I finish with the words of one of my favourite 12th century Virasaiva poets, Basavanna. When we confine ‘I’ to that mythical creature we have created, we also define the True Self ~ That ~ as ‘other’. Basavanna worshipped Siva as That and defined Siva as ‘the Beloved of the Meeting Rivers’. Here’s his vacana (sacred saying or poem):

 


The rich
Will make temples for Siva.
What shall I,
a poor man,
do?

My legs are the pillars,
My body the shrine.
My head a dome of gold.

Listen, O Beloved of the Meeting Rivers:
Things standing fall away,
Only the moving remain.

 

~ Basavanna

 

Yogins, let’s keep moving.

 

 

References:

 

  1. September blog.
  2. The Katha Upanishad 2:12. Adhyatma means ‘inner being’ or ‘inner Self’.
  3. The Yoga Sūtras of Patañjali: Samādhi Pāda 2.
  4. Body and mind were never separated in Yoga philosophy (as they were in European Renaissance philosophy).
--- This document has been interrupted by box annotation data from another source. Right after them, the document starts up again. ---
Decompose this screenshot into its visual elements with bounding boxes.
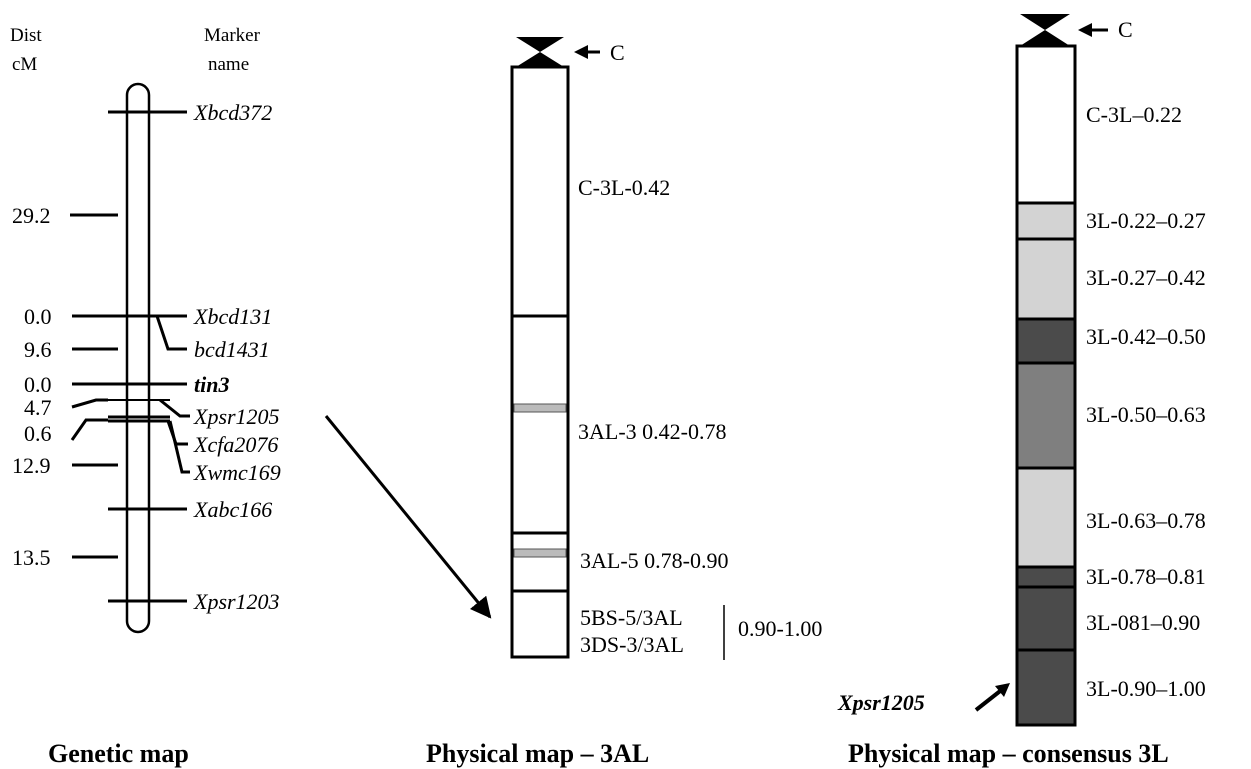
chromosome-bar: [510, 65, 570, 659]
centromere-icon: [516, 37, 564, 67]
marker-connector: [159, 398, 190, 418]
marker-label: Xpsr1205: [193, 404, 280, 429]
breakpoint-band: [513, 548, 567, 558]
marker-label: bcd1431: [194, 337, 270, 362]
consensus-bin: [1015, 466, 1077, 569]
dist-header-1: Dist: [10, 25, 42, 46]
marker-header-1: Marker: [204, 25, 261, 46]
marker-header-2: name: [208, 54, 249, 75]
physical-3al-title: Physical map – 3AL: [426, 739, 649, 768]
consensus-bins: C-3L–0.22 3L-0.22–0.27 3L-0.27–0.42 3L-0.42…: [1015, 44, 1206, 727]
centromere-icon: [1020, 14, 1070, 46]
arrow-head-icon: [1078, 23, 1092, 37]
distance-label: 0.0: [24, 372, 52, 397]
chromosome-outline: [125, 82, 151, 634]
consensus-bin: [1015, 237, 1077, 321]
distance-label: 0.0: [24, 304, 52, 329]
consensus-bin: [1015, 317, 1077, 365]
consensus-bin-label: 3L-0.50–0.63: [1086, 402, 1206, 427]
marker-connector: [168, 420, 190, 474]
consensus-bin: [1015, 361, 1077, 470]
marker-label-highlight: tin3: [194, 372, 229, 397]
consensus-bin-label: 3L-0.78–0.81: [1086, 564, 1206, 589]
marker-label: Xcfa2076: [193, 432, 278, 457]
centromere-label: C: [610, 40, 625, 65]
marker-connector: [155, 315, 187, 351]
marker-lines: [70, 110, 190, 603]
dist-header-2: cM: [12, 54, 37, 75]
bin-label: 3DS-3/3AL: [580, 632, 684, 657]
bin-label: 5BS-5/3AL: [580, 605, 683, 630]
consensus-bin: [1015, 585, 1077, 652]
distance-label: 13.5: [12, 545, 51, 570]
bin-range-label: 0.90-1.00: [738, 616, 822, 641]
link-arrow: [324, 415, 492, 619]
physical-3al-panel: C C-3L-0.42 3AL-3 0.42-0.78 3AL-5 0.78-0…: [426, 37, 822, 768]
bin-boundaries: [512, 314, 568, 593]
genetic-map-title: Genetic map: [48, 739, 189, 768]
bin-label: 3AL-5 0.78-0.90: [580, 548, 728, 573]
marker-connector: [70, 418, 108, 441]
arrow-head-icon: [995, 683, 1010, 697]
distance-label: 12.9: [12, 453, 51, 478]
consensus-bin-label: 3L-0.42–0.50: [1086, 324, 1206, 349]
arrow-head-icon: [574, 45, 588, 59]
distance-label: 4.7: [24, 395, 52, 420]
consensus-bin-label: 3L-0.27–0.42: [1086, 265, 1206, 290]
marker-label: Xpsr1203: [193, 589, 280, 614]
consensus-bin-label: 3L-0.22–0.27: [1086, 208, 1206, 233]
consensus-bin: [1015, 565, 1077, 589]
consensus-bin-label: 3L-0.63–0.78: [1086, 508, 1206, 533]
consensus-title: Physical map – consensus 3L: [848, 739, 1169, 768]
consensus-bin: [1015, 201, 1077, 241]
centromere-label: C: [1118, 17, 1133, 42]
consensus-marker-label: Xpsr1205: [837, 690, 925, 715]
marker-label: Xbcd372: [193, 100, 272, 125]
distance-label: 29.2: [12, 203, 51, 228]
bin-label: C-3L-0.42: [578, 175, 670, 200]
consensus-bin-label: 3L-081–0.90: [1086, 610, 1200, 635]
distance-label: 9.6: [24, 337, 52, 362]
consensus-bin-label: 3L-0.90–1.00: [1086, 676, 1206, 701]
marker-label: Xbcd131: [193, 304, 272, 329]
marker-connector: [71, 398, 108, 409]
distance-label: 0.6: [24, 421, 52, 446]
consensus-bin: [1015, 648, 1077, 727]
consensus-bin-label: C-3L–0.22: [1086, 102, 1182, 127]
consensus-panel: C C-3L–0.22 3L-0.22–0.27 3L-0.27–0.42 3L-0.…: [837, 14, 1206, 768]
marker-arrow: [974, 686, 1006, 712]
marker-label: Xwmc169: [193, 460, 281, 485]
bin-label: 3AL-3 0.42-0.78: [578, 419, 726, 444]
genetic-map-panel: Dist cM Marker name 29.: [10, 25, 281, 768]
consensus-bin: [1015, 44, 1077, 205]
breakpoint-band: [513, 403, 567, 413]
marker-label: Xabc166: [193, 497, 272, 522]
The famous Rene Descartes’s utterance: ‘Cogito, ergo sum’ ~ ‘I think therefore I am’ ~ would have been entirely unacceptable to the ancient Yogin, whose utterance was, ‘I am’, an utterance which implied a whole, undivided Reality. Body and mind in Yoga philosophy are part of Prak.ti, the active principle of reality (the other being Puru.a). Prak.ti is composed of the three gu.a-s – rajas (activity), tamas (rest, inertia) and sattva (balance, equanimity).
  5. The Body & Society by Bryan S. Turner, published by Sage Publications, 1996.
  6. Buddhi, in the Samkhya tradition from which Yoga emerged, is the first tattva (element) to emerge from Prakṛti. It comes from the root verb budh = to awaken. When this part of self knows its true nature, it is ‘the awakened’ ~ Buddha.
  7. Ian Stevenson M.D. was Professor of Psychiatry and Director of the Division of Personality Studies at the Health Sciences Centre at the University of Virginia. He and his team did extensive studies on reincarnation that continues to this day. His extraordinary book ‘Where Reincarnation and Biology Intersect’ (published by Praeger, 1997) is a fascinating look at past lives impinging on the biology of present life.